Risk of dependence:As with the benzodiazepines and other benzodiazepine-like drugs, there is a risk of physical and psychological dependence. This risk increases with dose and length of treatment. Patients with a history of alcohol and/or drug abuse or those with personality disorders are more at risk of dependence and this should be considered when prescribing zopiclone. If a patient does become dependent, abrupt cessation of treatment may result in withdrawal symptoms including: anxiety, headaches, muscle pain, tension, confusion and restlessness and irritability. In severe cases symptoms may also include personality disturbances, derealisation, numbness of the extremities, hypersensitivity to noise, light and physical contact, hallucinations or epileptic seizures.
Rebound insomnia:On cessation of treatment with zopiclone, there may be a transient, and often enhanced, recurrence of insomnia which may be accompanied by some of the withdrawal symptoms described above. Abrupt discontinuation of treatment should be avoided, instead, the dosage should be reduced gradually.Depression:Zopiclone does not constitute a treatment for depression. Any underlying cause of the insomnia should also be addressed before symptomatic treatment to avoid under treating potentially serious effects of depression.

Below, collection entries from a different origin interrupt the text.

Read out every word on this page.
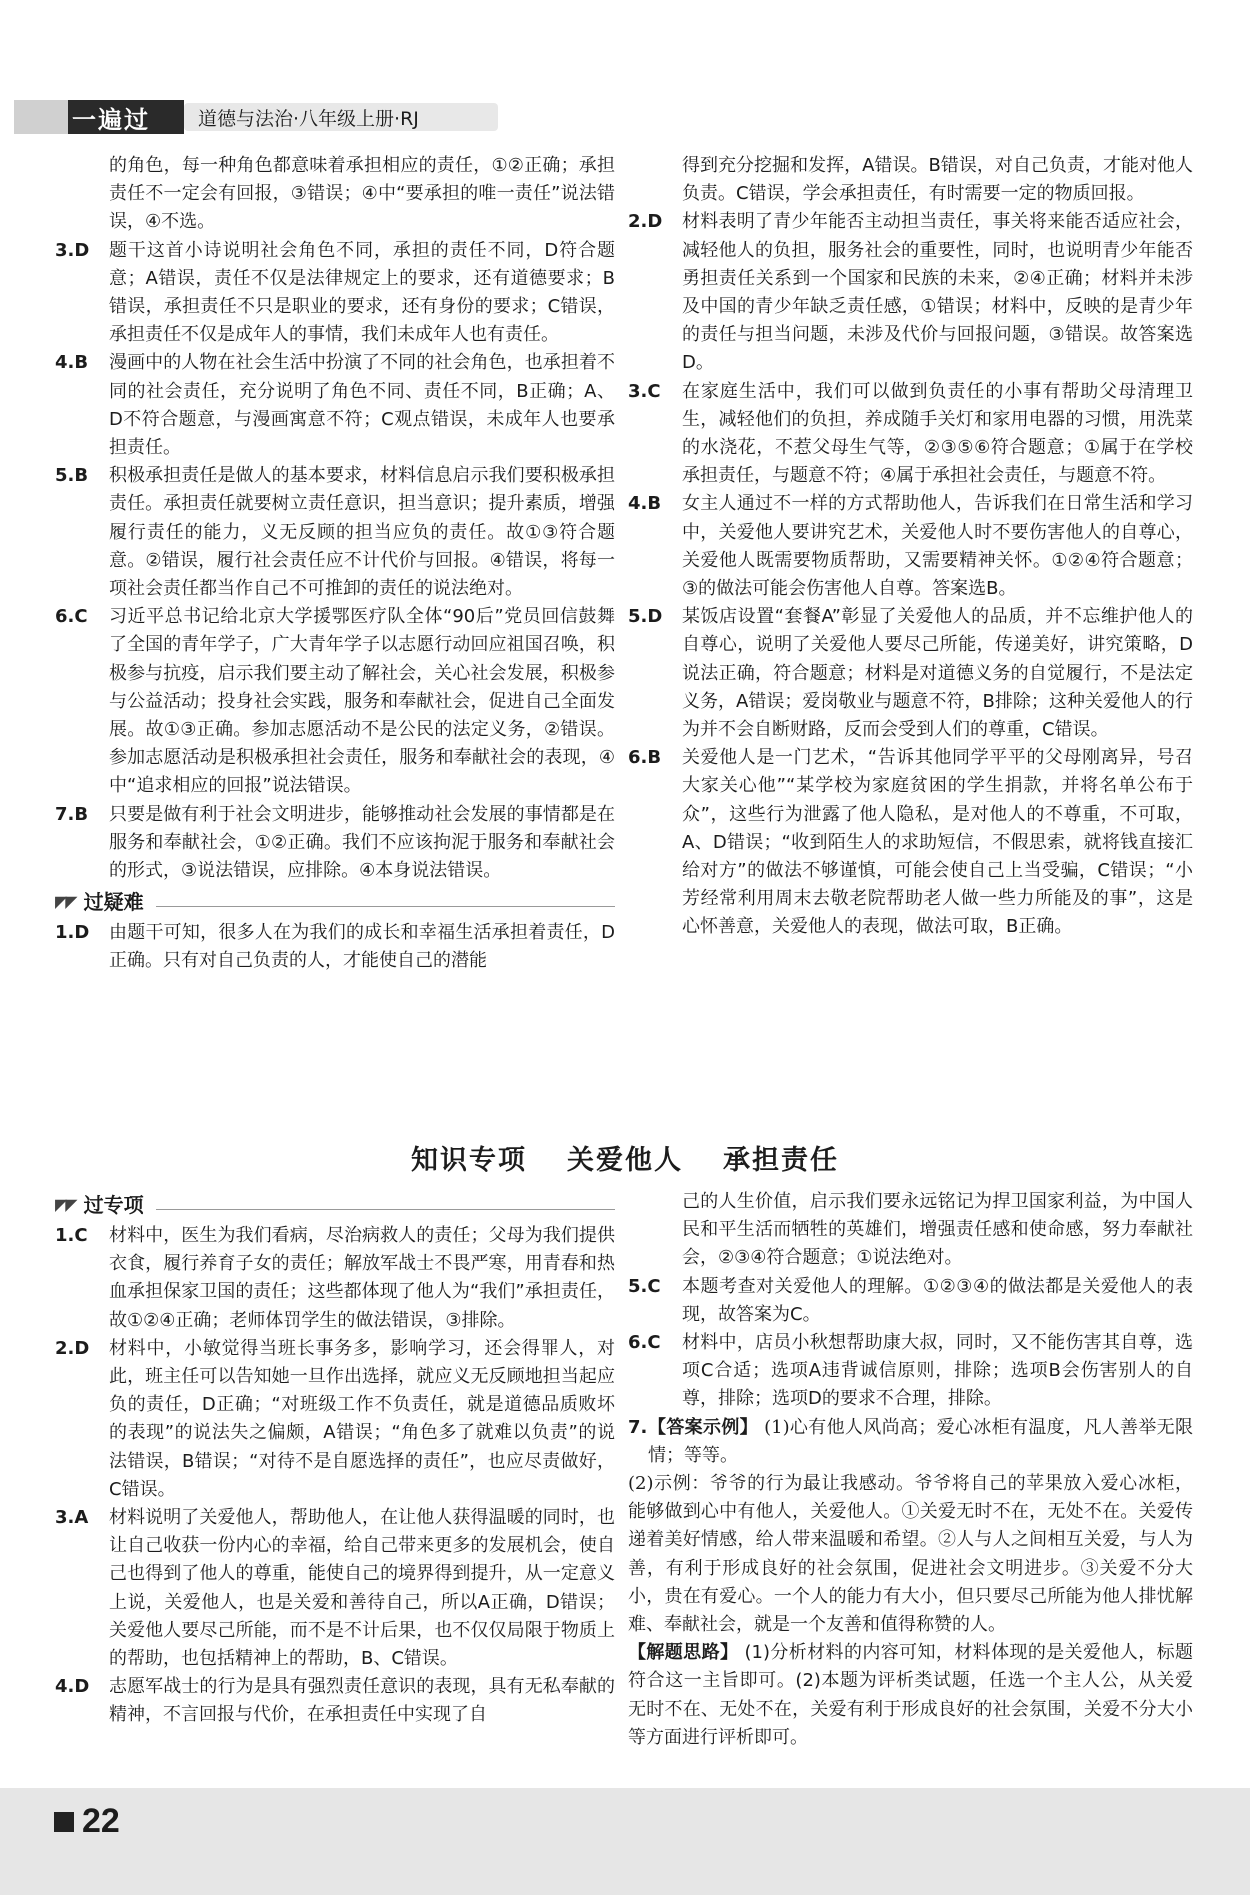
一遍过	道德与法治·八年级上册·RJ
的角色，每一种角色都意味着承担相应的责任，①②正确；承担责任不一定会有回报，③错误；④中“要承担的唯一责任”说法错误，④不选。
3.D	题干这首小诗说明社会角色不同，承担的责任不同，D符合题意；A错误，责任不仅是法律规定上的要求，还有道德要求；B错误，承担责任不只是职业的要求，还有身份的要求；C错误，承担责任不仅是成年人的事情，我们未成年人也有责任。
4.B	漫画中的人物在社会生活中扮演了不同的社会角色，也承担着不同的社会责任，充分说明了角色不同、责任不同，B正确；A、D不符合题意，与漫画寓意不符；C观点错误，未成年人也要承担责任。
5.B	积极承担责任是做人的基本要求，材料信息启示我们要积极承担责任。承担责任就要树立责任意识，担当意识；提升素质，增强履行责任的能力，义无反顾的担当应负的责任。故①③符合题意。②错误，履行社会责任应不计代价与回报。④错误，将每一项社会责任都当作自己不可推卸的责任的说法绝对。
6.C	习近平总书记给北京大学援鄂医疗队全体“90后”党员回信鼓舞了全国的青年学子，广大青年学子以志愿行动回应祖国召唤，积极参与抗疫，启示我们要主动了解社会，关心社会发展，积极参与公益活动；投身社会实践，服务和奉献社会，促进自己全面发展。故①③正确。参加志愿活动不是公民的法定义务，②错误。参加志愿活动是积极承担社会责任，服务和奉献社会的表现，④中“追求相应的回报”说法错误。
7.B	只要是做有利于社会文明进步，能够推动社会发展的事情都是在服务和奉献社会，①②正确。我们不应该拘泥于服务和奉献社会的形式，③说法错误，应排除。④本身说法错误。
◤◤ 过疑难
1.D	由题干可知，很多人在为我们的成长和幸福生活承担着责任，D正确。只有对自己负责的人，才能使自己的潜能
得到充分挖掘和发挥，A错误。B错误，对自己负责，才能对他人负责。C错误，学会承担责任，有时需要一定的物质回报。
2.D	材料表明了青少年能否主动担当责任，事关将来能否适应社会，减轻他人的负担，服务社会的重要性，同时，也说明青少年能否勇担责任关系到一个国家和民族的未来，②④正确；材料并未涉及中国的青少年缺乏责任感，①错误；材料中，反映的是青少年的责任与担当问题，未涉及代价与回报问题，③错误。故答案选D。
3.C	在家庭生活中，我们可以做到负责任的小事有帮助父母清理卫生，减轻他们的负担，养成随手关灯和家用电器的习惯，用洗菜的水浇花，不惹父母生气等，②③⑤⑥符合题意；①属于在学校承担责任，与题意不符；④属于承担社会责任，与题意不符。
4.B	女主人通过不一样的方式帮助他人，告诉我们在日常生活和学习中，关爱他人要讲究艺术，关爱他人时不要伤害他人的自尊心，关爱他人既需要物质帮助，又需要精神关怀。①②④符合题意；③的做法可能会伤害他人自尊。答案选B。
5.D	某饭店设置“套餐A”彰显了关爱他人的品质，并不忘维护他人的自尊心，说明了关爱他人要尽己所能，传递美好，讲究策略，D说法正确，符合题意；材料是对道德义务的自觉履行，不是法定义务，A错误；爱岗敬业与题意不符，B排除；这种关爱他人的行为并不会自断财路，反而会受到人们的尊重，C错误。
6.B	关爱他人是一门艺术，“告诉其他同学平平的父母刚离异，号召大家关心他”“某学校为家庭贫困的学生捐款，并将名单公布于众”，这些行为泄露了他人隐私，是对他人的不尊重，不可取，A、D错误；“收到陌生人的求助短信，不假思索，就将钱直接汇给对方”的做法不够谨慎，可能会使自己上当受骗，C错误；“小芳经常利用周末去敬老院帮助老人做一些力所能及的事”，这是心怀善意，关爱他人的表现，做法可取，B正确。
知识专项 关爱他人 承担责任
◤◤ 过专项
1.C	材料中，医生为我们看病，尽治病救人的责任；父母为我们提供衣食，履行养育子女的责任；解放军战士不畏严寒，用青春和热血承担保家卫国的责任；这些都体现了他人为“我们”承担责任，故①②④正确；老师体罚学生的做法错误，③排除。
2.D	材料中，小敏觉得当班长事务多，影响学习，还会得罪人，对此，班主任可以告知她一旦作出选择，就应义无反顾地担当起应负的责任，D正确；“对班级工作不负责任，就是道德品质败坏的表现”的说法失之偏颇，A错误；“角色多了就难以负责”的说法错误，B错误；“对待不是自愿选择的责任”，也应尽责做好，C错误。
3.A	材料说明了关爱他人，帮助他人，在让他人获得温暖的同时，也让自己收获一份内心的幸福，给自己带来更多的发展机会，使自己也得到了他人的尊重，能使自己的境界得到提升，从一定意义上说，关爱他人，也是关爱和善待自己，所以A正确，D错误；关爱他人要尽己所能，而不是不计后果，也不仅仅局限于物质上的帮助，也包括精神上的帮助，B、C错误。
4.D	志愿军战士的行为是具有强烈责任意识的表现，具有无私奉献的精神，不言回报与代价，在承担责任中实现了自
己的人生价值，启示我们要永远铭记为捍卫国家利益，为中国人民和平生活而牺牲的英雄们，增强责任感和使命感，努力奉献社会，②③④符合题意；①说法绝对。
5.C	本题考查对关爱他人的理解。①②③④的做法都是关爱他人的表现，故答案为C。
6.C	材料中，店员小秋想帮助康大叔，同时，又不能伤害其自尊，选项C合适；选项A违背诚信原则，排除；选项B会伤害别人的自尊，排除；选项D的要求不合理，排除。
7. 【答案示例】 (1)心有他人风尚高；爱心冰柜有温度，凡人善举无限情；等等。
(2)示例：爷爷的行为最让我感动。爷爷将自己的苹果放入爱心冰柜，能够做到心中有他人，关爱他人。①关爱无时不在，无处不在。关爱传递着美好情感，给人带来温暖和希望。②人与人之间相互关爱，与人为善，有利于形成良好的社会氛围，促进社会文明进步。③关爱不分大小，贵在有爱心。一个人的能力有大小，但只要尽己所能为他人排忧解难、奉献社会，就是一个友善和值得称赞的人。
【解题思路】 (1)分析材料的内容可知，材料体现的是关爱他人，标题符合这一主旨即可。(2)本题为评析类试题，任选一个主人公，从关爱无时不在、无处不在，关爱有利于形成良好的社会氛围，关爱不分大小等方面进行评析即可。
22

Tolerance:Some loss of efficacy to the hypnotic effects of benzodiazepines and benzodiazepine-like agents may develop after repeated use for a few weeks. However with Zopiclone no marked tolerance occurred during treatment periods of up to four weeks.
Amnesia:If sleep is interrupted or retiring to bed is delayed after taking the tablet, the patient may suffer anterograde amnesia, situations when this might occur should therefore be avoided.

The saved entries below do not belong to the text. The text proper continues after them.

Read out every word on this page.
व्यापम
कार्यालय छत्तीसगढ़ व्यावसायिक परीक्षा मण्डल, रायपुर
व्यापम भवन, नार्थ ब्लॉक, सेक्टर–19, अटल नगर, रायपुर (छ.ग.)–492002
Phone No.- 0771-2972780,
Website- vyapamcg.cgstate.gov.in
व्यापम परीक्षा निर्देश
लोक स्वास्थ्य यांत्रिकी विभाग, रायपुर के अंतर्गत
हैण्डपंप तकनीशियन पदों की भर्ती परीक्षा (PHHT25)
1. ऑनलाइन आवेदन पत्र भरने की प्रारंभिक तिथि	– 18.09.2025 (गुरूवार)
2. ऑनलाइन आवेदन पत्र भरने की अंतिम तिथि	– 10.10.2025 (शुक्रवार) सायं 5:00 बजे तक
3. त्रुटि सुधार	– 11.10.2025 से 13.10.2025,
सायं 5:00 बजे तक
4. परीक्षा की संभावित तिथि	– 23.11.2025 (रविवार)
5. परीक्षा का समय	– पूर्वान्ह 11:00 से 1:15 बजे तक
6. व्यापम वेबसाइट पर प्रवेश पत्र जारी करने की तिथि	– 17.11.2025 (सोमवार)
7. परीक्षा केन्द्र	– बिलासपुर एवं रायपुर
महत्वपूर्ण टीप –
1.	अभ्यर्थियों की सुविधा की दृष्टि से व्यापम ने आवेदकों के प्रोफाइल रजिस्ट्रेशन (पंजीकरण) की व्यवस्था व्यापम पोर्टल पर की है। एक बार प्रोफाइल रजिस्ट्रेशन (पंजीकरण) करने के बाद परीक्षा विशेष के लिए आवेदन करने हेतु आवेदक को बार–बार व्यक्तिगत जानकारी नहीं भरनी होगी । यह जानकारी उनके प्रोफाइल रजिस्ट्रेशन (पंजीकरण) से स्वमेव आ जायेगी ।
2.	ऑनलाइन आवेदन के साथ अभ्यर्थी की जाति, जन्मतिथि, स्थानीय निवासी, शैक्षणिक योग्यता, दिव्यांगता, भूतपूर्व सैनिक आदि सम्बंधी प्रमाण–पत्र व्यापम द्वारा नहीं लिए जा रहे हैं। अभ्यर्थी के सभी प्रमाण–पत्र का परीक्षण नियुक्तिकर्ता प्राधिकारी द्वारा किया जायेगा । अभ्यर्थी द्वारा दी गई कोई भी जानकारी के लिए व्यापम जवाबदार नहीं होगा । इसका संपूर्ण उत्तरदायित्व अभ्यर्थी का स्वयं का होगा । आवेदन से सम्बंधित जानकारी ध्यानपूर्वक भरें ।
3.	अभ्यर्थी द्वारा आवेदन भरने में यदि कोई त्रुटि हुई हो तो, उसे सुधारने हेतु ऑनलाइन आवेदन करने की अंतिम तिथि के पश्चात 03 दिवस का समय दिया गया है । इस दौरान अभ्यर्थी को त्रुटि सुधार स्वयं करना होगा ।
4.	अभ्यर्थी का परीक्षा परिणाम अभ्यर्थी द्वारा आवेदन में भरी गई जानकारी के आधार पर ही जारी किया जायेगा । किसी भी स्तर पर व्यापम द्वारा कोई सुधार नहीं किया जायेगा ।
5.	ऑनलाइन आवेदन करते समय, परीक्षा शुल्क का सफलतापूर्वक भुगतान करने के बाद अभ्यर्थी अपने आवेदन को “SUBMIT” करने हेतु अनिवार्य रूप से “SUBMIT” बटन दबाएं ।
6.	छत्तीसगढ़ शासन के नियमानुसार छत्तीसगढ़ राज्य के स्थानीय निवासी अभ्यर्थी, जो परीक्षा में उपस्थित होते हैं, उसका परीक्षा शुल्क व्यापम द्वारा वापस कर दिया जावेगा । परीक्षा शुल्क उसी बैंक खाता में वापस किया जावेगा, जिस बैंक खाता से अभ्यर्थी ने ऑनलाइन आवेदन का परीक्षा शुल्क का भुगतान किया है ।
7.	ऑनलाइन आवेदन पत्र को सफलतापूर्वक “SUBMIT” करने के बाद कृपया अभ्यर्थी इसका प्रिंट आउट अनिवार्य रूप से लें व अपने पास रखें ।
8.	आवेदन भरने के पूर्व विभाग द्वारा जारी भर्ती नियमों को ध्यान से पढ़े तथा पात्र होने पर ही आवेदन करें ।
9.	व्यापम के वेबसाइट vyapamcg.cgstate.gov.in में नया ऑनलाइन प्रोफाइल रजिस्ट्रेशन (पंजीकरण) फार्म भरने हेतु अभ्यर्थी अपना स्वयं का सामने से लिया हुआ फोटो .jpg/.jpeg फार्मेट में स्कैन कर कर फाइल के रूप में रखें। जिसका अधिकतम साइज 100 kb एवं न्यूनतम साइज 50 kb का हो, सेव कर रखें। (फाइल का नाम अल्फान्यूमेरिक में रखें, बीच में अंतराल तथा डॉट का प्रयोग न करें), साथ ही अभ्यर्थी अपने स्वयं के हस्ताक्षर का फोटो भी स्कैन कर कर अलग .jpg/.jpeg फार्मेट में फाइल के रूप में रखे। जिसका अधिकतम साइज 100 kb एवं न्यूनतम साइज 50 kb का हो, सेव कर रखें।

Psychiatric and 'Paradoxical' reactions:It is known that reactions such as restlessness, agitation, irritability, aggression, delusion, outbursts of rage, nightmares, hallucinations, psychoses, unsuitable behaviour and other behavioural disturbances may occur during the use of benzodiazepines and benzodiazepine-like substances. If this is the case administration of the medicinal product should be discontinued.
Somnambulism and associated behaviours:Sleepwalking and other associated behaviours such as 'sleep driving', preparing and eating food or making phone calls with amnesia for the event, have been reported in patients who have taken zopiclone and were not fully awake. It appears that there is an increased risk of such behaviour with the concomitant use of alcohol, other CNS depressants or the use of zopiclone at doses exceeding the maximum recommended dose. If such behaviours are reported, administration of zopiclone should be discontinued (see Section 4.5).

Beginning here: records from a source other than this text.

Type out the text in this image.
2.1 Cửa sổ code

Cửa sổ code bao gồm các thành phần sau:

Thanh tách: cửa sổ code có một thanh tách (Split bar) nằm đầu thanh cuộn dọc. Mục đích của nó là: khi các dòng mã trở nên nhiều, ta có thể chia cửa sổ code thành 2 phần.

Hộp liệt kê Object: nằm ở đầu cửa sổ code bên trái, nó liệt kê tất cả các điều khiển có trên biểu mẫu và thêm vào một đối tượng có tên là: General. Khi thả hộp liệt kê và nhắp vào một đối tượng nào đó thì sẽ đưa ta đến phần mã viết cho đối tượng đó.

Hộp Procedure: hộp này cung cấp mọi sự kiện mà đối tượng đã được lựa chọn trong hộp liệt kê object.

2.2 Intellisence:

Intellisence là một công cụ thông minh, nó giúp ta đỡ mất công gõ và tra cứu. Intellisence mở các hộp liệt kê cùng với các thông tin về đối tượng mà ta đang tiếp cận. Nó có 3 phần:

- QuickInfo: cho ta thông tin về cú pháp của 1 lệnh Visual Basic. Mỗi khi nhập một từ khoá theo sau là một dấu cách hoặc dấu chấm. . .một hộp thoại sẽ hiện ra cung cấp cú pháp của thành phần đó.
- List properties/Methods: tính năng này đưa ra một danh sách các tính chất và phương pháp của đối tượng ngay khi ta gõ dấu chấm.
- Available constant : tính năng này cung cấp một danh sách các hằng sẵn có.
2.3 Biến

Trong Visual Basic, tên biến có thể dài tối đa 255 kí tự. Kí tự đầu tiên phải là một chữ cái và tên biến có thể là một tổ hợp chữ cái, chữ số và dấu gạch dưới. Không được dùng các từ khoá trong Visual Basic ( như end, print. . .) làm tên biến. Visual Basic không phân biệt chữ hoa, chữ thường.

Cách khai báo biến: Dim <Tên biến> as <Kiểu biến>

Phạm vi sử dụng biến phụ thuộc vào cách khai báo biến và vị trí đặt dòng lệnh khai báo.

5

Specific patient groups:For the elderly: Hypnotics should be avoided in the elderly who are at risk of becoming ataxic and confused and so liable to fall and injure themselves. If, based on clinical need, a decision to treat is nevertheless taken, treatment should be initiated at a lower dose (see section 4.2) and co-administration of zopiclone with CYP3A4 inhibitors should be avoided (see section 4.5).A lower dose is advised for patients with chronic respiratory insufficiency due to the risk of respiratory depression. Benzodiazepines and benzodiazepine-like substances are not suitable for the treatment of patients with severe hepatic insufficiency, since they may promote the occurrence of encephalopathy. Benzodiazepines and benzodiazepine-like substances are not recommended as the primary treatment of psychoses. Benzodiazepines and benzodiazepine-like substances should not be used as the sole treatment of depression or anxiety linked with depression (suicide may be triggered in such patients). Benzodiazepines and benzodiazepine-like substances should be administered with extreme caution to patients with a previous history of alcohol and drug abuse.Before starting treatment with zopiclone any underlying cause of insomnia should be addressed carefully.
Period of treatment:The period of treatment should be as short as possible (see Posology and method of administration) but not longer than 4 weeks including the tapering off process. This period should only be exceeded after re-evaluation of the patient's condition. It may be of benefit to inform the patient at the beginning of treatment that the treatment will be of short duration, and to explain precisely how to reduce the dose gradually. It is also important to point out to the patient the possibility of the occurrence of rebound phenomena in order to keep to a minimum any worries about the occurrence of such symptoms during the tapering off period of the treatment. In the case of benzodiazepines and benzodiazepine-like substances with a short period of action, there are indications that withdrawal symptoms may occur within the dosage interval, especially if the dose is high.Excipients:Patients with rare hereditary problems of galactose intolerance, the Lapp lactase deficiency or glucose-galactose malabsorption should not take this medicine.